C'est connu dans le milieu de la télévision, Fabienne Larouche est une personne très exigeante. Envers elle-même et envers ses collaborateurs. La cadence de travail trop rapide et les limites budgétaires imposées par l'auteure et productrice ont toutefois poussé 17 personnes à claquer la porte des décors de la télésérie Trauma 4,le mois dernier.

De ces 17 employés, 3 occupaient des postes de direction: la conceptrice visuelle et décoratrice Louise Marie Beauchamp, la productrice déléguée, Anouk Brault, et le directeur de production, Jean-Yves Dolbec. Toujours cet été, la deuxième assistante à la réalisation a dû quitter son poste pour surmenage, et le régisseur des lieux de tournage n'a pas renouvelé son contrat, car ses patrons exigeaient qu'il travaille sans son assistante.

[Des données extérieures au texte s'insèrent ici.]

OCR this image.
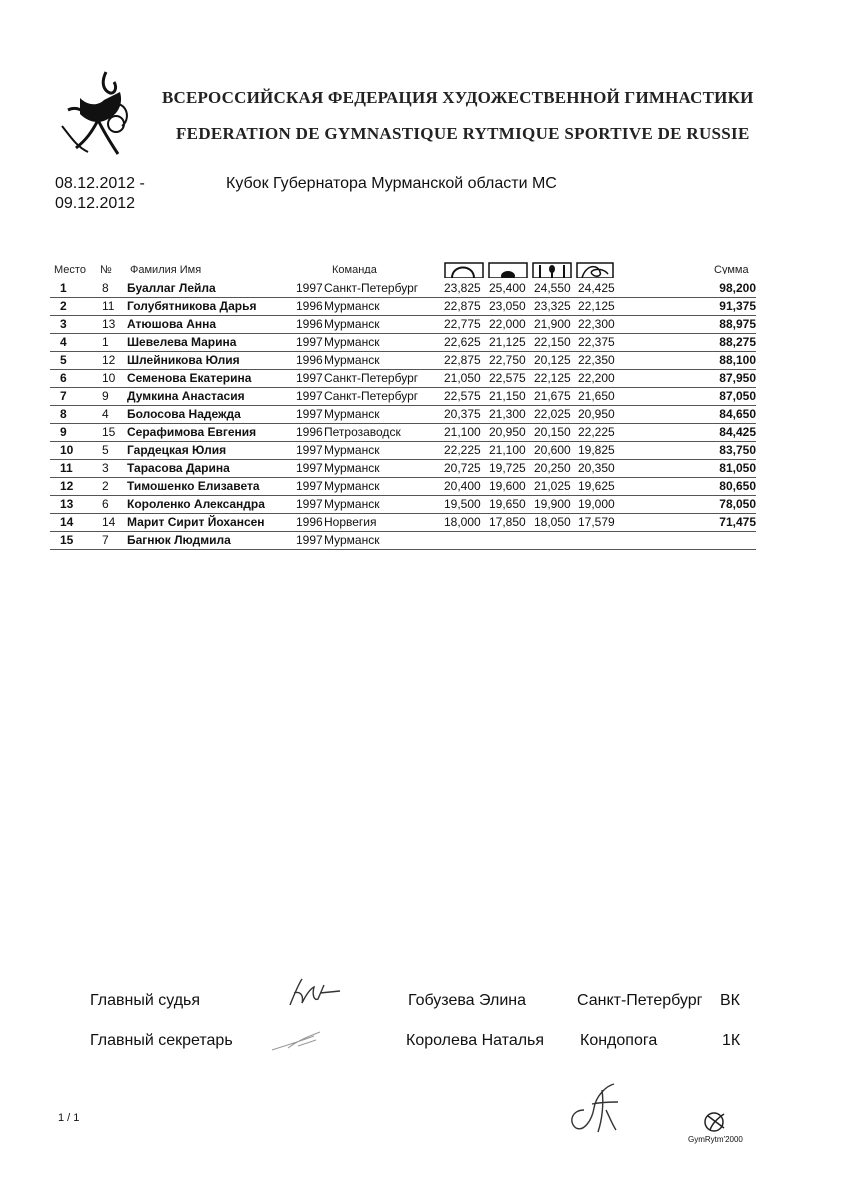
ВСЕРОССИЙСКАЯ ФЕДЕРАЦИЯ ХУДОЖЕСТВЕННОЙ ГИМНАСТИКИ
FEDERATION DE GYMNASTIQUE RYTMIQUE SPORTIVE DE RUSSIE
08.12.2012 -
09.12.2012
Кубок Губернатора Мурманской области МС
Место № Фамилия Имя	Команда	Сумма
1	8	Буаллаг Лейла	1997 Санкт-Петербург 23,825 25,400 24,550 24,425	98,200
2	11	Голубятникова Дарья	1996 Мурманск	22,875 23,050 23,325 22,125	91,375
3	13 Атюшова Анна	1996 Мурманск	22,775 22,000 21,900 22,300	88,975
4	1	Шевелева Марина	1997 Мурманск	22,625 21,125 22,150 22,375	88,275
5	12 Шлейникова Юлия	1996 Мурманск	22,875 22,750 20,125 22,350	88,100
6	10 Семенова Екатерина	1997 Санкт-Петербург 21,050 22,575 22,125 22,200	87,950
7	9	Думкина Анастасия	1997 Санкт-Петербург 22,575 21,150 21,675 21,650	87,050
8	4	Болосова Надежда	1997 Мурманск	20,375 21,300 22,025 20,950	84,650
9	15 Серафимова Евгения	1996 Петрозаводск	21,100 20,950 20,150 22,225	84,425
10	5	Гардецкая Юлия	1997 Мурманск	22,225 21,100 20,600 19,825	83,750
11	3	Тарасова Дарина	1997 Мурманск	20,725 19,725 20,250 20,350	81,050
12	2	Тимошенко Елизавета	1997 Мурманск	20,400 19,600 21,025 19,625	80,650
13	6	Короленко Александра	1997 Мурманск	19,500 19,650 19,900 19,000	78,050
14	14 Марит Сирит Йохансен	1996 Норвегия	18,000 17,850 18,050 17,579	71,475
15	7	Багнюк Людмила	1997 Мурманск
Главный судья	Гобузева Элина	Санкт-Петербург ВК
Главный секретарь	Королева Наталья Кондопога	1К
1 / 1
GymRytm'2000
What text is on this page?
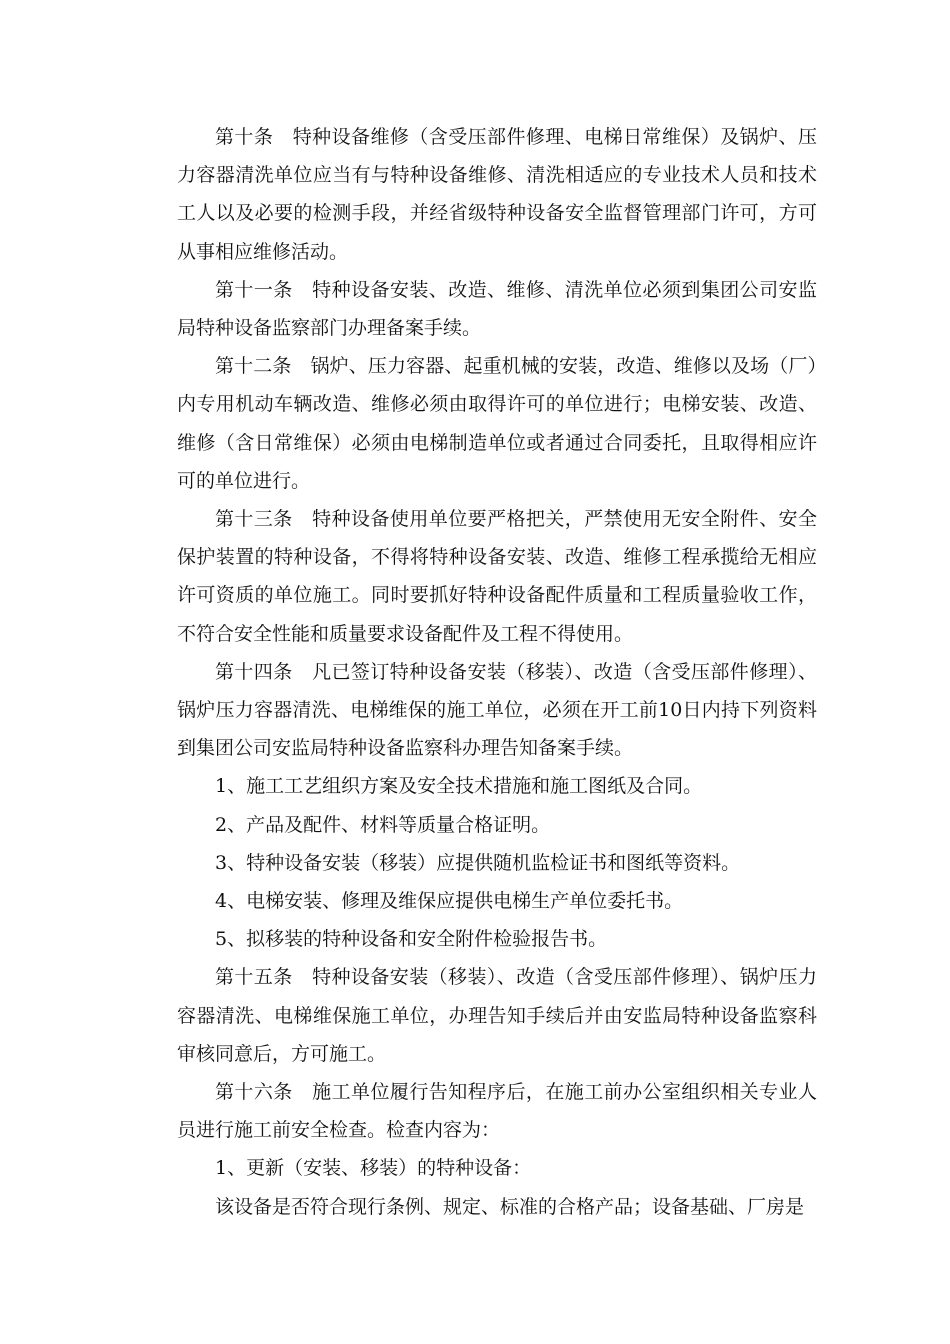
第十条　特种设备维修（含受压部件修理、电梯日常维保）及锅炉、压力容器清洗单位应当有与特种设备维修、清洗相适应的专业技术人员和技术工人以及必要的检测手段，并经省级特种设备安全监督管理部门许可，方可从事相应维修活动。

第十一条　特种设备安装、改造、维修、清洗单位必须到集团公司安监局特种设备监察部门办理备案手续。

第十二条　锅炉、压力容器、起重机械的安装，改造、维修以及场（厂）内专用机动车辆改造、维修必须由取得许可的单位进行；电梯安装、改造、维修（含日常维保）必须由电梯制造单位或者通过合同委托，且取得相应许可的单位进行。

第十三条　特种设备使用单位要严格把关，严禁使用无安全附件、安全保护装置的特种设备，不得将特种设备安装、改造、维修工程承揽给无相应许可资质的单位施工。同时要抓好特种设备配件质量和工程质量验收工作，不符合安全性能和质量要求设备配件及工程不得使用。

第十四条　凡已签订特种设备安装（移装）、改造（含受压部件修理）、锅炉压力容器清洗、电梯维保的施工单位，必须在开工前10日内持下列资料到集团公司安监局特种设备监察科办理告知备案手续。

1、施工工艺组织方案及安全技术措施和施工图纸及合同。

2、产品及配件、材料等质量合格证明。

3、特种设备安装（移装）应提供随机监检证书和图纸等资料。

4、电梯安装、修理及维保应提供电梯生产单位委托书。

5、拟移装的特种设备和安全附件检验报告书。

第十五条　特种设备安装（移装）、改造（含受压部件修理）、锅炉压力容器清洗、电梯维保施工单位，办理告知手续后并由安监局特种设备监察科审核同意后，方可施工。

第十六条　施工单位履行告知程序后，在施工前办公室组织相关专业人员进行施工前安全检查。检查内容为：

1、更新（安装、移装）的特种设备：

该设备是否符合现行条例、规定、标准的合格产品；设备基础、厂房是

Les insatisfactions sur le plateau de Trauma 4 ont déboulé sur une dizaine de plaintes à l'Association québécoise des techniciens de l'image et du son (AQTIS), qui a dû intervenir, à la fin du mois de juillet, pour calmer les tensions.

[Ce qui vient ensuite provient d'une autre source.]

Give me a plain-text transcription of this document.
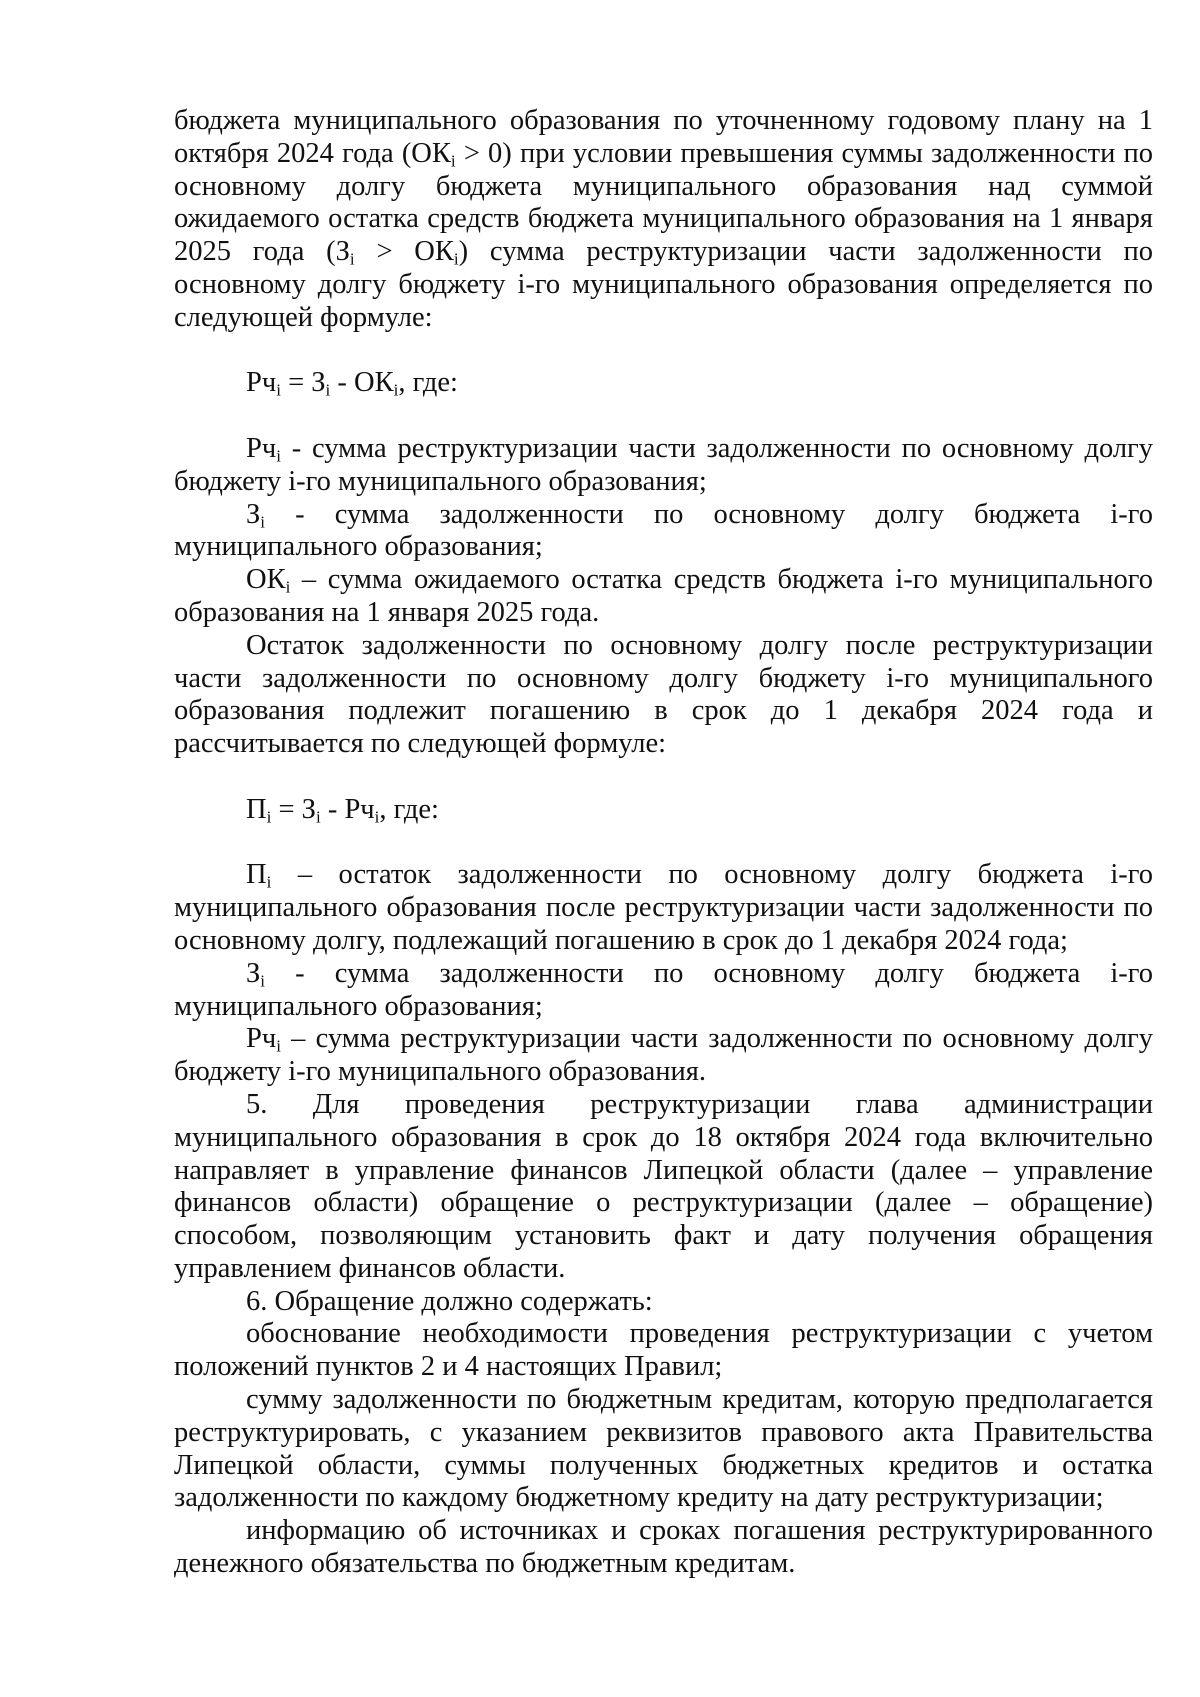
бюджета муниципального образования по уточненному годовому плану на 1 октября 2024 года $(ОК_i > 0)$ при условии превышения суммы задолженности по основному долгу бюджета муниципального образования над суммой ожидаемого остатка средств бюджета муниципального образования на 1 января 2025 года $(З_i > ОК_i)$ сумма реструктуризации части задолженности по основному долгу бюджету i-го муниципального образования определяется по следующей формуле:

$Рч_i = З_i - ОК_i$, где:

$Рч_i$ - сумма реструктуризации части задолженности по основному долгу бюджету i-го муниципального образования;

$З_i$ - сумма задолженности по основному долгу бюджета i-го муниципального образования;

$ОК_i$ – сумма ожидаемого остатка средств бюджета i-го муниципального образования на 1 января 2025 года.

Остаток задолженности по основному долгу после реструктуризации части задолженности по основному долгу бюджету i-го муниципального образования подлежит погашению в срок до 1 декабря 2024 года и рассчитывается по следующей формуле:

$П_i = З_i - Рч_i$, где:

$П_i$ – остаток задолженности по основному долгу бюджета i-го муниципального образования после реструктуризации части задолженности по основному долгу, подлежащий погашению в срок до 1 декабря 2024 года;

$З_i$ - сумма задолженности по основному долгу бюджета i-го муниципального образования;

$Рч_i$ – сумма реструктуризации части задолженности по основному долгу бюджету i-го муниципального образования.

5. Для проведения реструктуризации глава администрации муниципального образования в срок до 18 октября 2024 года включительно направляет в управление финансов Липецкой области (далее – управление финансов области) обращение о реструктуризации (далее – обращение) способом, позволяющим установить факт и дату получения обращения управлением финансов области.

6. Обращение должно содержать:

обоснование необходимости проведения реструктуризации с учетом положений пунктов 2 и 4 настоящих Правил;

сумму задолженности по бюджетным кредитам, которую предполагается реструктурировать, с указанием реквизитов правового акта Правительства Липецкой области, суммы полученных бюджетных кредитов и остатка задолженности по каждому бюджетному кредиту на дату реструктуризации;

информацию об источниках и сроках погашения реструктурированного денежного обязательства по бюджетным кредитам.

«Les plaintes concernaient la cadence de travail trop rapide et la façon dont le plateau était dirigé. L'élimination de certains postes occasionnait aussi des surcharges de travail. L'ambiance n'était pas bonne», confie le directeur général de l'AQTIS, Jean-Claude Rocheleau.

Précision ici: le départ des 17 personnes n'a jamais interrompu le tournage de Trauma 4, toujours sous la houlette du réalisateur François Gingras. Aucun mouvement chez les comédiens non plus.

Collaboratrice de Fabienne Larouche depuis la première saison de Trauma, Louise Marie Beauchamp jonglait avec des budgets amoindris et devait encore éliminer du gras, ce qu'elle affirme avoir fait. «Mais Fabienne voulait que je coupe encore 50 000$. Je lui ai dit: Fabienne, la seule chose que tu peux encore couper, c'est moi. Et elle a dit: O.K.», relate Louise Marie Beauchamp, qui a qualifié d'«invivable» l'ambiance de travail, cet été.

Elle a ainsi quitté Trauma le 20 juillet, et la dizaine de gens qui travaillaient sous ses ordres au service artistique l'ont suivie.

«Les exigences de Fabienne étaient irréalistes. C'est la première fois dans l'histoire des productions de Fabienne Larouche qu'il y a un mouvement de solidarité comme ça», note la productrice déléguée de Trauma, Anouk Brault, qui a travaillé sur Les Bougon, 30 vies et Virginie, toutes des séries produites par Aetios, la compagnie Fabienne Larouche et de son mari, Michel Trudeau.

Anouk Brault, la fille du cinéaste Michel Brault (Les ordres), a dit à Fabienne Larouche qu'il vaudrait peut-être mieux qu'elle s'en aille, car elle se sentait incapable d'imposer les volontés de sa patronne aux techniciens. «Elle m'a dit qu'il vaudrait en effet peut-être mieux que je parte. Mais ça s'est quand même bien passé», se souvient Anouk Brault, qui a aussi «démissionné» le 20 juillet.

Jeudi après-midi, une page Facebook intitulée «mardi gras de Fabienne Larouche» a été mise en ligne afin de permettre aux employés mécontents de ventiler sur la «culture d'entreprise d'Aetios et sur ceux qui la dirigent». Les créateurs de cette page n'ont pas dévoilé leur identité et n'ont pas répondu à la demande d'entrevue de La Presse.

Hier, Fabienne Larouche et Michel Trudeau, qui produisent 30 vies, Unité 9 et Trauma pour Radio-Canada, ont refusé de commenter cette campagne de «salissage et de dénigrement». Même mutisme à la SRC.

«C'est une page Facebook anonyme, car les gens ont très peur de Fabienne. Elle a trois émissions à Radio-Canada et elle fait vivre la moitié du bottin de l'UdA. Le but de la page, ce n'est pas de raconter des ragots. C'est plutôt que les gens s'expriment, car c'est très difficile de discuter avec Fabienne. On la voit très peu lors des productions, elle est inexistante. Et dans les réunions, ça ne va pas tellement en profondeur», explique Louise Marie Beauchamp, qui n'a pas peur des conséquences de cette sortie publique.

«Je suis sûre que Fabienne va me poursuivre. Mais c'est la vérité, je dis la vérité», conclut-elle.